Dealing with credit reporting errors

Bob Massi explains how to get the most mileage out of your money


Nevada Attorney General Adam Laxalt, along with 30 other attorneys general throughout the country, recently announced a $6 million settlement with the credit reporting agencies Equifax, Experian and TransUnion for various violations of federal laws. Laxalt revealed the settlement as part of Nevada's ongoing efforts to protect consumers by ensuring stricter guidelines for the agencies. 

Under the agreement, the agencies must implement changes to their information-gathering techniques, limit direct-to-consumer marketing, update their investigation procedures and initiate consumer education efforts. They must inform consumers how to report problems with the outcomes of their credit disputes, and they must provide a link for consumers to pull their free credit reports. 

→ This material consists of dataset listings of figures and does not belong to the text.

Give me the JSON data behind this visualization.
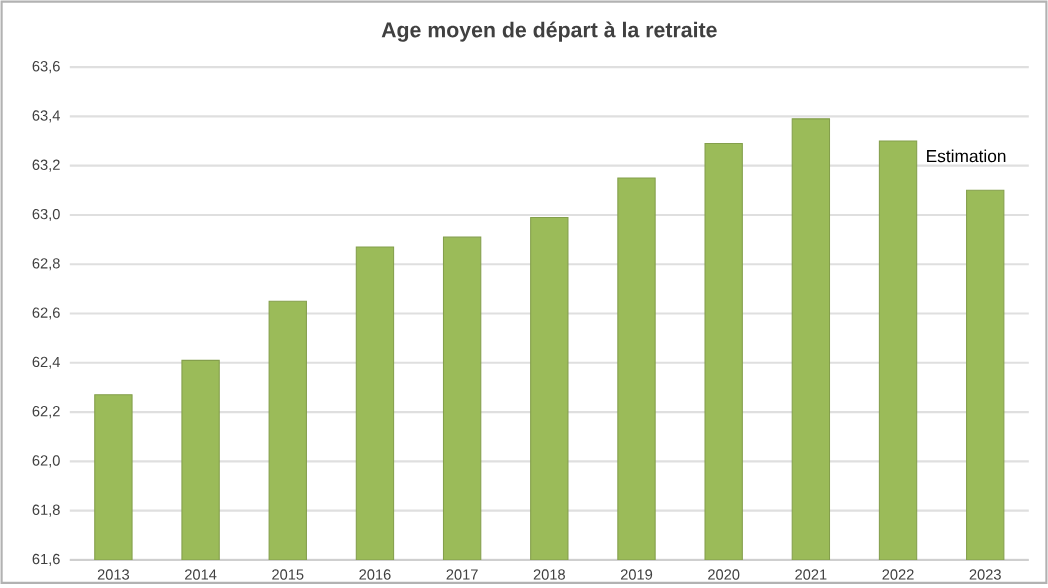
{
  "chart_data": {
    "type": "bar",
    "title": "Age moyen de départ à la retraite",
    "categories": [
      "2013",
      "2014",
      "2015",
      "2016",
      "2017",
      "2018",
      "2019",
      "2020",
      "2021",
      "2022",
      "2023"
    ],
    "values": [
      62.27,
      62.41,
      62.65,
      62.87,
      62.91,
      62.99,
      63.15,
      63.29,
      63.39,
      63.3,
      63.1
    ],
    "color": "#9bbb59",
    "ylim": [
      61.6,
      63.6
    ],
    "yticks": [
      {
        "value": 61.6,
        "label": "61,6"
      },
      {
        "value": 61.8,
        "label": "61,8"
      },
      {
        "value": 62.0,
        "label": "62,0"
      },
      {
        "value": 62.2,
        "label": "62,2"
      },
      {
        "value": 62.4,
        "label": "62,4"
      },
      {
        "value": 62.6,
        "label": "62,6"
      },
      {
        "value": 62.8,
        "label": "62,8"
      },
      {
        "value": 63.0,
        "label": "63,0"
      },
      {
        "value": 63.2,
        "label": "63,2"
      },
      {
        "value": 63.4,
        "label": "63,4"
      },
      {
        "value": 63.6,
        "label": "63,6"
      }
    ],
    "grid": "y",
    "annotations": [
      "Estimation"
    ]
  }
}
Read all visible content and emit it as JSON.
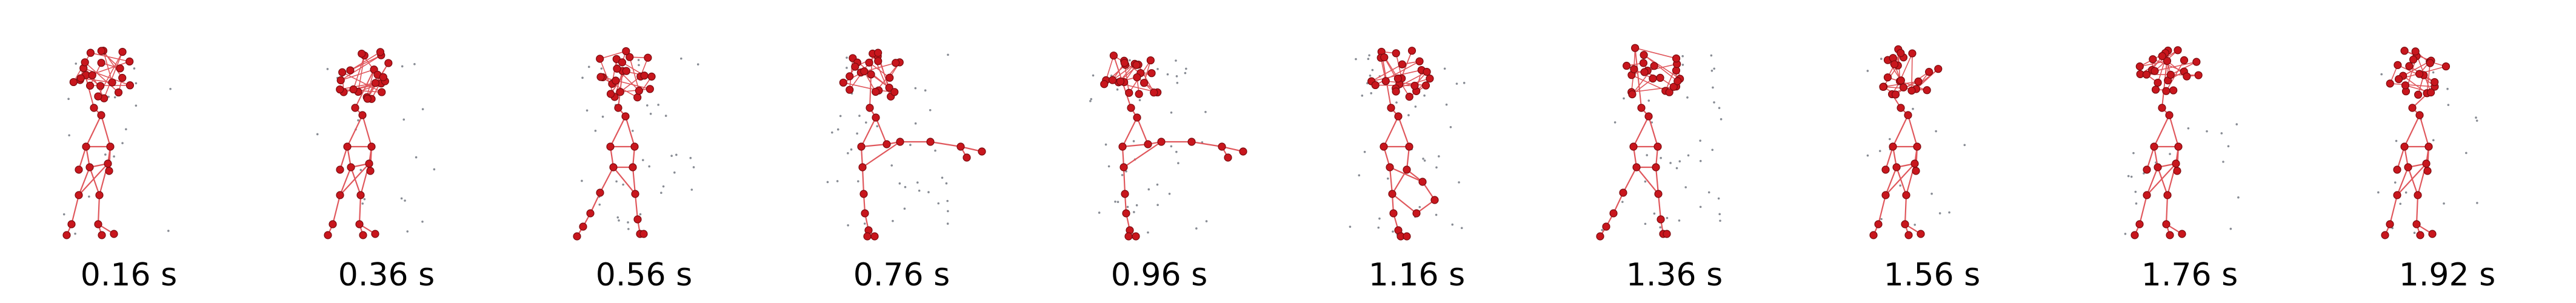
{
  "figure": {
    "frames": [
      {
        "time_label": "0.16 s",
        "pose": "standing"
      },
      {
        "time_label": "0.36 s",
        "pose": "standing"
      },
      {
        "time_label": "0.56 s",
        "pose": "stepping"
      },
      {
        "time_label": "0.76 s",
        "pose": "leg-extended"
      },
      {
        "time_label": "0.96 s",
        "pose": "leg-extended"
      },
      {
        "time_label": "1.16 s",
        "pose": "knee-raised"
      },
      {
        "time_label": "1.36 s",
        "pose": "stepping"
      },
      {
        "time_label": "1.56 s",
        "pose": "standing"
      },
      {
        "time_label": "1.76 s",
        "pose": "standing"
      },
      {
        "time_label": "1.92 s",
        "pose": "standing"
      }
    ],
    "colors": {
      "joint": "#c8161d",
      "joint_edge": "#7a0a0e",
      "bone": "#e0575c",
      "point_cloud": "#555b66",
      "label": "#000000"
    }
  }
}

The agreement also prohibits the agencies from selling credit monitoring services during dispute phone calls, and it bars creditors and bureaus from reporting medical debts until after 180 days of delinquency, giving consumers time to work out coverage issues with their insurance companies.

But despite this landmark settlement, credit bureaus and data furnishers continue to report false information at an alarming rate, especially where the consumer is in collections, has filed for bankruptcy or is the victim of identity theft.

These are the top 10 most common credit reporting errors:

  1. Reporting missed payments after a bankruptcy discharge
  2. Reporting a balance owed after a bankruptcy discharge
  3. Failing to include a notation that a debt was included in bankruptcy
  4. Reporting the same debt balance on both the original creditor’s tradeline and a debt collector’s tradeline
  5. Reporting negative account information after seven years (with the exception of bankruptcies, judgments, and liens)
  6. Reporting debt that is the result of identity theft or a merged account
  7. Reporting a past-due balance when the account has been paid in full
  8. Reporting derogatory marks (“30,” “60,” “90,” etc.) when the account has been paid during that time period
  9. Reporting foreclosure when the home was sold as a short sale or deed in lieu (Note: If a Notice of Default was issued, the creditor may indicate “foreclosure proceedings initiated,” even if the property ultimately sells through a short sale or other means)
  10. Reporting incorrect personal information, such as name, date of birth, address, and/or place(s) of employment

Federal law requires credit bureaus to provide consumers with one free report each year through To ensure your reporting is accurate and up-to-date, pull a copy of your three-bureau report, review each account and send a written dispute to the bureaus via certified mail listing all incorrect account information. Make sure to attach copies of identifying documents, including your driver’s license, a recent bill with your correct address and a copy of your W-2 or Social Security card. If you are the victim of identity theft, enclose a notarized FTC Affidavit and Complaint with a police report.

The bureaus have 30 days to investigate your claim and to update your report. If the creditors and bureaus fail to investigate and update your accounts, you have a claim against them under the Fair Credit Reporting Act (FCRA), a federal consumer protection statute that provides for damages of up to $1,000 (or actual credit damages, if proven) and correction of the false reporting, along with payment of your attorney's fees and costs if you prevail.

If you are the victim of illegal credit reporting and the creditors and bureaus have failed to update your account after a dispute, do not hesitate to take action, because the FCRA has a two-year statute of limitations from the date you discover the reporting error. Contact a consumer attorney immediately to ensure these issues are addressed properly and you receive the compensation you deserve.